# Emac CD will not eject



## Aphrog (Oct 11, 2005)

I have a emac that I can't get the CD drawer to open. If you press the eject button it sounds like it is starting to eject but then a message comes up saying disk error and then quits. I do not want to try and force the drawer open. I do not see a little hole on the front to stick a paper clip in to make it open. Anyone have a suggestion I can try? Thanks


----------



## emoxley (Jan 6, 2004)

Have you tried dragging the desktop icon, for cd in drawer, to the trashcan?
With the older OS', you could highlight the cd icon (single click), and push the "Command" key and the "Y" key, at the same time. This meant "Put Away". Don't know if it still works with OSX.............
Good luck!


----------



## Aphrog (Oct 11, 2005)

Thanks for the idea.

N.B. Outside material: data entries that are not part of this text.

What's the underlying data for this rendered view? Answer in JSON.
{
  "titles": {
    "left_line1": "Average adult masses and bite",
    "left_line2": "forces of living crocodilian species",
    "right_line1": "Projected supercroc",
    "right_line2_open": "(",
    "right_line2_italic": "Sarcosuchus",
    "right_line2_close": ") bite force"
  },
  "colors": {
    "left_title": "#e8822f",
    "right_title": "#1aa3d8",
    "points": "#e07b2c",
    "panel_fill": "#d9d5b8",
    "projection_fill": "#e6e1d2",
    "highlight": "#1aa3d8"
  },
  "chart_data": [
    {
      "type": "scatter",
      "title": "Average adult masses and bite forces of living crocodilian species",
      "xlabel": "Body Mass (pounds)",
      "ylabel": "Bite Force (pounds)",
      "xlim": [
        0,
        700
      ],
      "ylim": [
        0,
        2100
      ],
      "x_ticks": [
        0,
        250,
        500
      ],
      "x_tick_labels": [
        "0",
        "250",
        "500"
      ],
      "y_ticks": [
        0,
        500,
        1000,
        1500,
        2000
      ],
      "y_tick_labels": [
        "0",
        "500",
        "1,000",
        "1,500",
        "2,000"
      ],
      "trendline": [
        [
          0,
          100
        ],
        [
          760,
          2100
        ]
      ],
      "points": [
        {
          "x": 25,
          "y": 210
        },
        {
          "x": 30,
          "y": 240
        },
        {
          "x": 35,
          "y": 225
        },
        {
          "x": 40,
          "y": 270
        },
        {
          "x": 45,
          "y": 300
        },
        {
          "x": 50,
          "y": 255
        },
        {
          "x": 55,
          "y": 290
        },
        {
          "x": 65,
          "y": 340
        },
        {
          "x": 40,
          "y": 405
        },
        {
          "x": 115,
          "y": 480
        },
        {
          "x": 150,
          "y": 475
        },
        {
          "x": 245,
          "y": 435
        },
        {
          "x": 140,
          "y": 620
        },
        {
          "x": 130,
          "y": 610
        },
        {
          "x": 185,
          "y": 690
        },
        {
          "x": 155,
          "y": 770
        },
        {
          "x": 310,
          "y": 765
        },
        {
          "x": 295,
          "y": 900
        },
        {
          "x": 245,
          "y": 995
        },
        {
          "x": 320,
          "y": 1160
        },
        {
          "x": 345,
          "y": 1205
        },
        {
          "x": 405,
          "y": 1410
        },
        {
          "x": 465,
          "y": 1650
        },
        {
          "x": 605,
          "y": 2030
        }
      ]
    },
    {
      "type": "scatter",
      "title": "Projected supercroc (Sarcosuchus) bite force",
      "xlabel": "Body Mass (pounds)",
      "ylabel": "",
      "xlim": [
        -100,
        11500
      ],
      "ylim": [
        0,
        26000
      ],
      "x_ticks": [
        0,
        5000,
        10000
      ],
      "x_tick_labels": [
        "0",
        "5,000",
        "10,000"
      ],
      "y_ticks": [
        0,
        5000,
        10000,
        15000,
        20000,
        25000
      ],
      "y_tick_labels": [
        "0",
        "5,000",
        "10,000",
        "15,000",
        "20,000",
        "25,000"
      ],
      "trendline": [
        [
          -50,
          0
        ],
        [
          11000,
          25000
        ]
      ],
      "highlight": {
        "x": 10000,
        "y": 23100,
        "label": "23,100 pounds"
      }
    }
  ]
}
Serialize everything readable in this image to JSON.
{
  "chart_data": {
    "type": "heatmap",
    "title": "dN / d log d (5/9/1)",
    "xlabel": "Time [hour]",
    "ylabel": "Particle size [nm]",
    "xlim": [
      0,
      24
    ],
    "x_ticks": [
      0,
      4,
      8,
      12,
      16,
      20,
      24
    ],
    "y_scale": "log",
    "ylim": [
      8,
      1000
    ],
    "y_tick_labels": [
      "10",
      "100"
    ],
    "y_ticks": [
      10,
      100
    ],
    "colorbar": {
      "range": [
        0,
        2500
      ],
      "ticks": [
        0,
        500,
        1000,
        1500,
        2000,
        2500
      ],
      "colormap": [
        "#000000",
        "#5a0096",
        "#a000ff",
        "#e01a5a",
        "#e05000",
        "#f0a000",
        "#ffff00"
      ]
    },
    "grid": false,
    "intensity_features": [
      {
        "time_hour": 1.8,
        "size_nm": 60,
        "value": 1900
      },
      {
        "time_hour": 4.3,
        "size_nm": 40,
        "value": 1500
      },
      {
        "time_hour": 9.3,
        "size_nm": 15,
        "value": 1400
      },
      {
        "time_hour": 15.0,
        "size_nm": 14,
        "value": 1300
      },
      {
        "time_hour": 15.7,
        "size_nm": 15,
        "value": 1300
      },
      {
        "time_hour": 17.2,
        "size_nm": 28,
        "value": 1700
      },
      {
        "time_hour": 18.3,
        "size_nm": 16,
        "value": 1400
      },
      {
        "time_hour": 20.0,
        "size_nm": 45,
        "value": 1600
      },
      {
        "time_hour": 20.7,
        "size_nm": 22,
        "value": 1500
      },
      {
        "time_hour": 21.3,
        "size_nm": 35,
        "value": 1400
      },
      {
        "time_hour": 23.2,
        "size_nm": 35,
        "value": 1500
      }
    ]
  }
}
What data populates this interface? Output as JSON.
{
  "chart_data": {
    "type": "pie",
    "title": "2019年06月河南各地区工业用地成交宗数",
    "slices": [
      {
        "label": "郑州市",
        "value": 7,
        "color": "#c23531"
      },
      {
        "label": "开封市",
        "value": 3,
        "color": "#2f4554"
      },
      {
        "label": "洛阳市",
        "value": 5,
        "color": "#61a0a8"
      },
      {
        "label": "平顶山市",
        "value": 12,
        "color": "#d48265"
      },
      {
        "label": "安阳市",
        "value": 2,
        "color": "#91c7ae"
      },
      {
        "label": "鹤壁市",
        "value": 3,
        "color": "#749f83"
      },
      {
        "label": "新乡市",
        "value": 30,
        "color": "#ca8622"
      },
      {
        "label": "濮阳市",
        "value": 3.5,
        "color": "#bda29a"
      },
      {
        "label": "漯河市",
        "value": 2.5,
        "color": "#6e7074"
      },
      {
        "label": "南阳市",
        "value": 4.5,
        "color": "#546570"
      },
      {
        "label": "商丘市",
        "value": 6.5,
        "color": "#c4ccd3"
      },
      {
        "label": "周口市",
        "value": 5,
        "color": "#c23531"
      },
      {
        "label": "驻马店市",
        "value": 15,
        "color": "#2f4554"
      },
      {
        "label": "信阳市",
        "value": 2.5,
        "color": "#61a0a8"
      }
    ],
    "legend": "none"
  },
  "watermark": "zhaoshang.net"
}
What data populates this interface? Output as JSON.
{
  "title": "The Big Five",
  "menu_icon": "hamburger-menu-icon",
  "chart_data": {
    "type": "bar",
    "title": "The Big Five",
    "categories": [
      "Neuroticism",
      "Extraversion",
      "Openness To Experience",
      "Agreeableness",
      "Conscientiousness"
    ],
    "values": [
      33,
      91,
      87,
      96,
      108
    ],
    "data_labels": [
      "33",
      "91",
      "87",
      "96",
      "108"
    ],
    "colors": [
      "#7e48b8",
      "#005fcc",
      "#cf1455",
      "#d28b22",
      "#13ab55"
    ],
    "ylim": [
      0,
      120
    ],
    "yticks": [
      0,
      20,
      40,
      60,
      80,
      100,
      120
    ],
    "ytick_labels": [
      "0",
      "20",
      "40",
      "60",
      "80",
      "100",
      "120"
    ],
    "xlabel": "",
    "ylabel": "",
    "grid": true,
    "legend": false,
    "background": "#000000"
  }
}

Yes I have tried that but it still will not eject. Still get the disk error message.


----------



## zoombini (Aug 18, 2003)

There should be a hole on the CD drive to force the drive open. The hole is on the front black part (near the 'open drive' button. Try re-booting and then dragging icon to the trash. There is probably a terminal command to force it open but maybe someone else will no this.


----------



## Aphrog (Oct 11, 2005)

I know about the hole in the CD to force it open. But I do not see a hole on this emac. I'll try the reboot. Thanks for the idea.


----------



## slarti (Jan 18, 2005)

Also, in OSX you can select the Icon of the CD and hit APPLE+E to eject but this sounds like a hardware problem


----------



## macguru (Oct 9, 2005)

1-800-SOS-APPL unless an Apple Store is within driving distance. Thanks.......


----------



## ddrmaniac (Oct 16, 2005)

What CD did you put in? Many CDs like music CDs that have encryption and prevent ripping can cause this. There is a keystroke I believe at startup that forces the CD drive to open. I unfortunately don't know it off by hand...


----------



## macguru (Oct 9, 2005)

is here by Doctor Mac Bob LeVitus

http://www.osxfaq.com/dailytips/08-2002/08-12.ws

Thank you. If it does not work for you something likely is broken


----------